Violations include failing to develop and implement a respiratory program; provide training for employees entering confined spaces where an oxygen deficiency may exist; develop a plan to avoid employee exposure to bloodborne pathogens; provide an area for employees to wash their eyes; ensure that compressed oxygen and acetylene gas cylinders were stored separately; provide hazard communication training to employees working with hazardous and toxic chemicals; adequately guard rotating belts, pulleys, chains and sprockets from pinch points and at the point of operation; and provide covers on junction, outlet and transformer boxes. A serious violation occurs when there is substantial probability that death or serious physical harm could result from a hazard about which the employer knew or should have known.

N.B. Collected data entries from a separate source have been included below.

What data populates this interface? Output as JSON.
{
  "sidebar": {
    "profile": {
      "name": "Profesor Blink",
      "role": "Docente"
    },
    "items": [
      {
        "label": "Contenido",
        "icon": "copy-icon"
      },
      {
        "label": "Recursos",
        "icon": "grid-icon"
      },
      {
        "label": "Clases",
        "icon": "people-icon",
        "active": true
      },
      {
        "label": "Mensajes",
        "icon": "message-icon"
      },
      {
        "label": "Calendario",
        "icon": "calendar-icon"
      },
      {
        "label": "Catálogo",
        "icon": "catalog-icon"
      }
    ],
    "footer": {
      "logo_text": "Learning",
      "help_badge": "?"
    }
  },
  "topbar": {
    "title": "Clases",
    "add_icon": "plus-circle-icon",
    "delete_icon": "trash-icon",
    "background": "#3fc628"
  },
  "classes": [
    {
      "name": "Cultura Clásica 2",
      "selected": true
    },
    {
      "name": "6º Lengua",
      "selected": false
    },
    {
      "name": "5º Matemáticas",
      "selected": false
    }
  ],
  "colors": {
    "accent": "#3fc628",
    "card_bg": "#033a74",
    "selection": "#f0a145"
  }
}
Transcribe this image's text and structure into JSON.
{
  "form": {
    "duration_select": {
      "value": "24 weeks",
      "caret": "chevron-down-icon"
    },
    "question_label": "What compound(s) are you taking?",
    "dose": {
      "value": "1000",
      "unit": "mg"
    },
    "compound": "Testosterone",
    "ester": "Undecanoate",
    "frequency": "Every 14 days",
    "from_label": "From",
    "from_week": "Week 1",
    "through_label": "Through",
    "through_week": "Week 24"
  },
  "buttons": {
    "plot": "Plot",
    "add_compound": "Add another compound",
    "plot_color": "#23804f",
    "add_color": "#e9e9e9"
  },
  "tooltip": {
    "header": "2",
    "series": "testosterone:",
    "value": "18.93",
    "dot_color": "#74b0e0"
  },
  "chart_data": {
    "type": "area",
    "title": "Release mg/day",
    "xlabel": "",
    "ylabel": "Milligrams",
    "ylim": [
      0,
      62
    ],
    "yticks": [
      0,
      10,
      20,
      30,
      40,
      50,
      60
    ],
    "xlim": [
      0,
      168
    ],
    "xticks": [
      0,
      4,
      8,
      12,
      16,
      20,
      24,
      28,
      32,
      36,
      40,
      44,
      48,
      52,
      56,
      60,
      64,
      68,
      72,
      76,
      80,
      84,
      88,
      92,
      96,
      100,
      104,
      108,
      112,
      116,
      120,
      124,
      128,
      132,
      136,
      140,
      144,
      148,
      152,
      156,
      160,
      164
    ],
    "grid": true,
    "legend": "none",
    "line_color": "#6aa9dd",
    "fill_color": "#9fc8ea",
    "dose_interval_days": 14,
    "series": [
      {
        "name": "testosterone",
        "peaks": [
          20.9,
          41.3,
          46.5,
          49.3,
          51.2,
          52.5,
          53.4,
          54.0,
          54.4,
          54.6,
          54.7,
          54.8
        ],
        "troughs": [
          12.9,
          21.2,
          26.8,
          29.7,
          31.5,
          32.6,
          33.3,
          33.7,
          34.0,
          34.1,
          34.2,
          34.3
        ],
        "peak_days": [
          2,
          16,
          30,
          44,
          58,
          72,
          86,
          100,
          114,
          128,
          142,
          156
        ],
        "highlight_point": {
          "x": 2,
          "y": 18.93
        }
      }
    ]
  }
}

Hobbs Bonded Fiber, which employs about 160 workers, specializes in the development and manufacturing of nonwoven products for industrial and consumer markets. The company has 15 business days from receipt of citations to comply, request an informal conference with OSHA's area director in Fort Worth or contest the citations and proposed penalties before the independent Occupational Safety and Health Review Commission.
Workers and employers with questions about workplace safety and health standards can call OSHA's Fort Worth Area Office at 817-581-7303. To report workplace incidents, fatalities or situations posing imminent danger to workers, call the agency's toll-free hotline at 800-321-OSHA (6742).
Under the Occupational Safety and Health Act of 1970, employers are responsible for providing safe and healthful workplaces for their employees. OSHA's role is to ensure these conditions for America's working men and women by setting and enforcing standards, and providing training, education and assistance. For more information, visit http://www.osha.gov.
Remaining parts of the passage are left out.